In an encouraging step, the Home Office said in a statement that the closure of the centre is part of a commitment to cut the number of people detained at any given time. The Home Office goes on to say that the closure of Campsfield will mean a reduction of the immigration detention estate by almost 40% since 2015. These reforms were announced in response to Stephen Shaw’s review into welfare of vulnerable people in detention, and from pressure from campaigners for the government to follow through on these promises.

The Campaign to Close Campsfield And End All Immigration Detention

A spokesperson for the Campaign, which has been running since 1994, said:

“The aim of the campaign is not only to close Campsfield but also to end all immigration detention. While we welcome the closure of Campsfield House we would like to learn of plans for the other IRCs in the detention estate. As long as people are being detained under immigration rules we will continue to argue for judicial oversight of the decision to detain and a clear time limit (28 days) and no redetention. We hope that this decision marks a move towards changing the hostile environment and treating people with respect and dignity.”

Campsfield House – previously a young offenders’ institute – opened as a detention centre in 1993.

In 1994 the ‘Campaign to Close Campsfield’ was launched and monthly demonstrations outside of the detention centre began.

The opening of Campsfield was part of a shift in Britain from detention as an exception, something temporary to be resorted to in times of major crisis, to detention as an administrative measure and mechanism underpinning Britain’s refugee and asylum regime

In 2014-15, a local and national campaign successfully prevented the proposed expansion of Campsfield House detention centre, which would have doubled its detention capacity.

There are multiple campaigns run by civil society groups, human rights organisations and political lobbying groups which challenge the use of immigration detention.

 

Bella Sankey, Detention Action director, said:

“The closure of Campsfield is a hard won human rights victory and testament to the growing political consensus that detention is dehumanising and ineffective. Minister Noakes has said she is working to make our immigration system rational, humane and fair. To realise this her Government must now introduce a strict 28-day time limit on detention and introduce community based alternatives.”

Eiri Ohtani, Project Director of the Detention Forum, said:

“We are very pleased to hear that Campsfield detention centre will finally close. We would like to pay particular tribute to our member organization, the Campaign to Close Campsfield, which has campaigned for its closure almost since its opening more than 20 years ago.

More can be done, however, to further reduce the length and scale of immigration detention by introducing a 28 day time limit. People in immigration detention today do not know when they will be released: this is causing extreme mental distress and harm to individuals and also to their families and communities. We urge the Government to end indefinite detention immediately if they are serious about creating a fair and humane immigration system.”

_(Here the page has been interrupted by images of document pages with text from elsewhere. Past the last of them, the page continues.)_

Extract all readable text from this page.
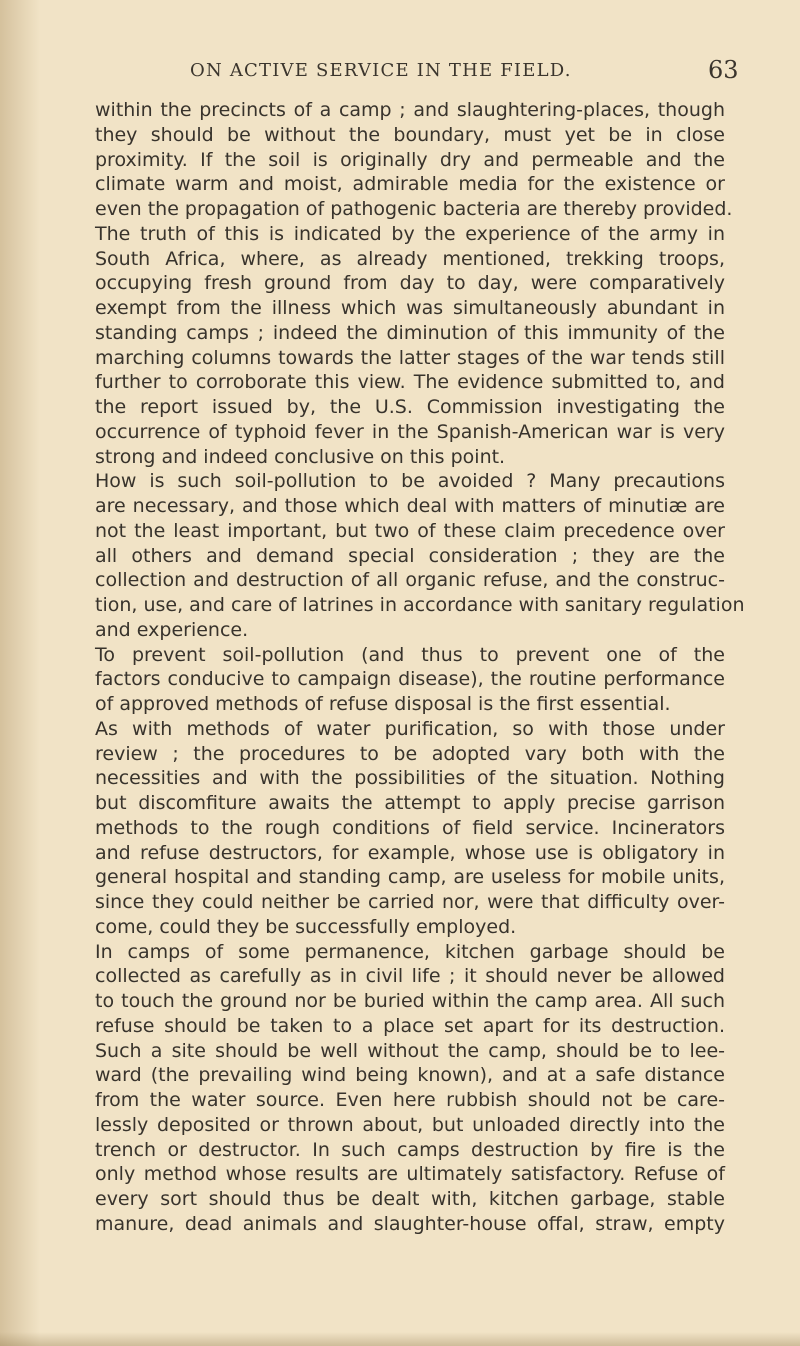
ON ACTIVE SERVICE IN THE FIELD.	63
within the precincts of a camp ; and slaughtering-places, though
they should be without the boundary, must yet be in close
proximity. If the soil is originally dry and permeable and the
climate warm and moist, admirable media for the existence or
even the propagation of pathogenic bacteria are thereby provided.
The truth of this is indicated by the experience of the army in
South Africa, where, as already mentioned, trekking troops,
occupying fresh ground from day to day, were comparatively
exempt from the illness which was simultaneously abundant in
standing camps ; indeed the diminution of this immunity of the
marching columns towards the latter stages of the war tends still
further to corroborate this view. The evidence submitted to, and
the report issued by, the U.S. Commission investigating the
occurrence of typhoid fever in the Spanish-American war is very
strong and indeed conclusive on this point.
How is such soil-pollution to be avoided ? Many precautions
are necessary, and those which deal with matters of minutiæ are
not the least important, but two of these claim precedence over
all others and demand special consideration ; they are the
collection and destruction of all organic refuse, and the construc-
tion, use, and care of latrines in accordance with sanitary regulation
and experience.
To prevent soil-pollution (and thus to prevent one of the
factors conducive to campaign disease), the routine performance
of approved methods of refuse disposal is the first essential.
As with methods of water purification, so with those under
review ; the procedures to be adopted vary both with the
necessities and with the possibilities of the situation. Nothing
but discomfiture awaits the attempt to apply precise garrison
methods to the rough conditions of field service. Incinerators
and refuse destructors, for example, whose use is obligatory in
general hospital and standing camp, are useless for mobile units,
since they could neither be carried nor, were that difficulty over-
come, could they be successfully employed.
In camps of some permanence, kitchen garbage should be
collected as carefully as in civil life ; it should never be allowed
to touch the ground nor be buried within the camp area. All such
refuse should be taken to a place set apart for its destruction.
Such a site should be well without the camp, should be to lee-
ward (the prevailing wind being known), and at a safe distance
from the water source. Even here rubbish should not be care-
lessly deposited or thrown about, but unloaded directly into the
trench or destructor. In such camps destruction by fire is the
only method whose results are ultimately satisfactory. Refuse of
every sort should thus be dealt with, kitchen garbage, stable
manure, dead animals and slaughter-house offal, straw, empty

Layla Moran, Liberal Democrat MP for Oxfordshire where the centre is located , and who has supported the campaign, said on Twitter “This is a welcome, if overdue, announcement that people won’t be indefinitely detained in our community.” The Lib Dem party have a policy of supporting the ending of indefinite immigration detention.

The are currently 7 other ‘removal centres’; Colnbrook, Middlesex; Harmondsworth, Middlesex; Dungavel House, South Lanarkshire; Morton Hall, Lincolnshire; Tinsley House, Gatwick; Brook House, Gatwick; Yarl’s Wood, Bedfordshire.

The UK is the only country in Europe that detains indefinitely. While some detainees may be processed in a matter of weeks, there are several cases of individuals being held for years.